As for a site away from the campus itself, the Health Department says there is no other place a new center of this magnitude can be located in the Northeast. That’s not because other property isn’t available, but because the political hurdles to placing a center at other locations are too high, according to former health commissioner Donald Schwarz.
“The NIMBY issues in the Northeast, the Councilpeople issues in the Northeast, and [property] owners of the Northeast’s lack of understanding or willingness to have a public health center make it impossible,” Schwarz, who served under Mayor Michael Nutter, told the Historical Commission.
Former Councilmember Bobby Henon and Councilmember Brian O’Neill created a zoning overlay that bans all medical offices from their districts as a means to stymie new methadone clinics.
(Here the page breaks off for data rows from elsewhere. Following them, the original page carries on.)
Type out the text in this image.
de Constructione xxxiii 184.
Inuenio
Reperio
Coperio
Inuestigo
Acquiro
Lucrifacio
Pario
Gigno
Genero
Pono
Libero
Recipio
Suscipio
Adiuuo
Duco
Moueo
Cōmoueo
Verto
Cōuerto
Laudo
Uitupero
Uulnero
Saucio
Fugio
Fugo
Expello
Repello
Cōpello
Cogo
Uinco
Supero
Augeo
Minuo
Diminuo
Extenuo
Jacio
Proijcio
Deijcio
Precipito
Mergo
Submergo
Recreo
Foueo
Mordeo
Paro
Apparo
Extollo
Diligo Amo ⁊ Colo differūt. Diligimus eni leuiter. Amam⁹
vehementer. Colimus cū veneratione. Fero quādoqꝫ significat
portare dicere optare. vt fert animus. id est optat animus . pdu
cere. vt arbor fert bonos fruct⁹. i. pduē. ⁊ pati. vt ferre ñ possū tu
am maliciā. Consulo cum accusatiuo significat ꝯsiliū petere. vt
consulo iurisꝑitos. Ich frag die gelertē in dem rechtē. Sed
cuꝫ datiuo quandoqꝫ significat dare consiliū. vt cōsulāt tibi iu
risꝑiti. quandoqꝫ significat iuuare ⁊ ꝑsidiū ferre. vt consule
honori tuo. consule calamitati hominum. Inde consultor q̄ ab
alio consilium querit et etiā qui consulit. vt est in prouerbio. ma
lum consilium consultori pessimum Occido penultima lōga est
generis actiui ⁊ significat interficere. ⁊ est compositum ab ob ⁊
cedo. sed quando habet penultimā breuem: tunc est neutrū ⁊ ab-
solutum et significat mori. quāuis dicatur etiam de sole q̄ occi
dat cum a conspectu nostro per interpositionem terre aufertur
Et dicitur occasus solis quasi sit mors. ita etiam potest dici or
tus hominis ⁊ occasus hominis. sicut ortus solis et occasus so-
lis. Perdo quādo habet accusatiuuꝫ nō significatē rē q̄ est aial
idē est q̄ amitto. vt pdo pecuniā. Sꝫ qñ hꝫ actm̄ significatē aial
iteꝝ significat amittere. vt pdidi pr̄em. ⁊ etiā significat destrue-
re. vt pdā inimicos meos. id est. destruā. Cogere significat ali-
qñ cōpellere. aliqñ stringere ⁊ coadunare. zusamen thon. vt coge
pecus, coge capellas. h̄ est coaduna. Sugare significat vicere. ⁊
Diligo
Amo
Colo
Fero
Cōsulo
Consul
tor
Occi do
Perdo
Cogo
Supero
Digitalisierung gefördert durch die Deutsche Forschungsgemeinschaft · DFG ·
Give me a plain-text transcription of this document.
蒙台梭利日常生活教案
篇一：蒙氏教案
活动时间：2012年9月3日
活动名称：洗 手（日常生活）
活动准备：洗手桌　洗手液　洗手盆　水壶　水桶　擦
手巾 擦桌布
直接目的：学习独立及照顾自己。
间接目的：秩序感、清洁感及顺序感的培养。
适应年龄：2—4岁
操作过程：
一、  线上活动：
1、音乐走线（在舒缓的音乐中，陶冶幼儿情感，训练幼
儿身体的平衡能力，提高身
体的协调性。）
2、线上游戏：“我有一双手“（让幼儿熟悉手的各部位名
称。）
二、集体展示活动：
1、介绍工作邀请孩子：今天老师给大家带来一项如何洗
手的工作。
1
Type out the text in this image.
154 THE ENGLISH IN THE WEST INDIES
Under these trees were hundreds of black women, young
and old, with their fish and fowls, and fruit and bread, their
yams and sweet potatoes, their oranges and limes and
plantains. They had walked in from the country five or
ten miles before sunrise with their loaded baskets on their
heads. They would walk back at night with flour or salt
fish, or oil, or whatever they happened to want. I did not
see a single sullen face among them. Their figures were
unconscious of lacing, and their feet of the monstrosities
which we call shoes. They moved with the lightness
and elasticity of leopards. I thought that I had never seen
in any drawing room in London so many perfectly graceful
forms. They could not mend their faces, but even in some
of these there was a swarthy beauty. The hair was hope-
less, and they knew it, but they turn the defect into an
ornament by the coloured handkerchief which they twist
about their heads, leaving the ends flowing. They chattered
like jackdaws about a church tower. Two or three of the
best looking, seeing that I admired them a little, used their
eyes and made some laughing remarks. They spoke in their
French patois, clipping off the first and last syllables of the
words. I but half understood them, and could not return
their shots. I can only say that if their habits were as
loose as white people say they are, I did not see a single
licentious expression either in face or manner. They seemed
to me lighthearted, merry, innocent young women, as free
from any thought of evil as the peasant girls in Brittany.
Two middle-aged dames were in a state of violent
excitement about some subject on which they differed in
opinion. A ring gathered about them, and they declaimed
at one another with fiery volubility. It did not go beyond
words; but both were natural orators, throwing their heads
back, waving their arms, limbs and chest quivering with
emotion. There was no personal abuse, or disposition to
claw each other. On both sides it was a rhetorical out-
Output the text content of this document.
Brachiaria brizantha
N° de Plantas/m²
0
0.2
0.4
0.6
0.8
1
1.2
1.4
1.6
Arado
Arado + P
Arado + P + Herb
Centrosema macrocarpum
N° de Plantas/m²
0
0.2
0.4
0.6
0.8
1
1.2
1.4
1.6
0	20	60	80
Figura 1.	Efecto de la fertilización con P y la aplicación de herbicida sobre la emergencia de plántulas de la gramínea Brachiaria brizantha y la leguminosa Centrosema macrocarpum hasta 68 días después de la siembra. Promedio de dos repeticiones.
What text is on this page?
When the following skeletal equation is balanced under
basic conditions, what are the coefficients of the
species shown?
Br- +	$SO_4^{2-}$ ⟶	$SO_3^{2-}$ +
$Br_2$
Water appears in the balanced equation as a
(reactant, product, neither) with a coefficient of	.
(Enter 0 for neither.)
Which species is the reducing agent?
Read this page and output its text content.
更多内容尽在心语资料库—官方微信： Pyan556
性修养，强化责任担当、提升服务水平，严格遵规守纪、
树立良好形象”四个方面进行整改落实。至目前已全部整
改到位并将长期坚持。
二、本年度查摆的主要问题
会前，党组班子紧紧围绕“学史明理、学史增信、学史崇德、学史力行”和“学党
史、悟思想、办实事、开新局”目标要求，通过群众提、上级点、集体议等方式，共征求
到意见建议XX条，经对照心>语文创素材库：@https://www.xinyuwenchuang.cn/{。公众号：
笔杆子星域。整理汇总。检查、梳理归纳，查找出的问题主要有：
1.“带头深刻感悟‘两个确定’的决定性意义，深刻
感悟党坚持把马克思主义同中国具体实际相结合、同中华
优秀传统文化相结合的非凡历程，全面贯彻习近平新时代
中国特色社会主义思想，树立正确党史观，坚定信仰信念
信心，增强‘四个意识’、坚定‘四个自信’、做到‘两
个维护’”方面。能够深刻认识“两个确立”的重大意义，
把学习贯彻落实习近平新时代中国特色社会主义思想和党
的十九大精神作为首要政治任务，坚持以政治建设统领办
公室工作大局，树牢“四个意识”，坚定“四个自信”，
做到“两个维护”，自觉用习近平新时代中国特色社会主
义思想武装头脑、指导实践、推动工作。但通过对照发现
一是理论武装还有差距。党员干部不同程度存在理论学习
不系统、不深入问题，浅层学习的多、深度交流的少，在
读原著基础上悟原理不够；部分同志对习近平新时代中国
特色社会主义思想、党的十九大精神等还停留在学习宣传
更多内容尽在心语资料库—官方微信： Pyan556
Those two districts cover much of Northeast Philadelphia.
Notably the Frankford Transportation Center and the Friends Hospital campus were in former Councilmember Maria Quiñones Sánchez’s district, who expressed skepticism of the Friends Hospital location and championed a larger Frankford Transportation Center location. The district is now represented by Councilmember Quetcy Lozada, who supports both proposals.
But Bettigole downplayed the zoning overlays prohibiting medical offices in much of the Northeast as a determining factor at the site.
“The lack of a site that had all the necessary characteristics was the limiting factor,” Bettigole said. “Had there been a perfect site in the area with highest need in a Council district with such a zoning overlay, we would have gone to the Council person to ask for their assistance.”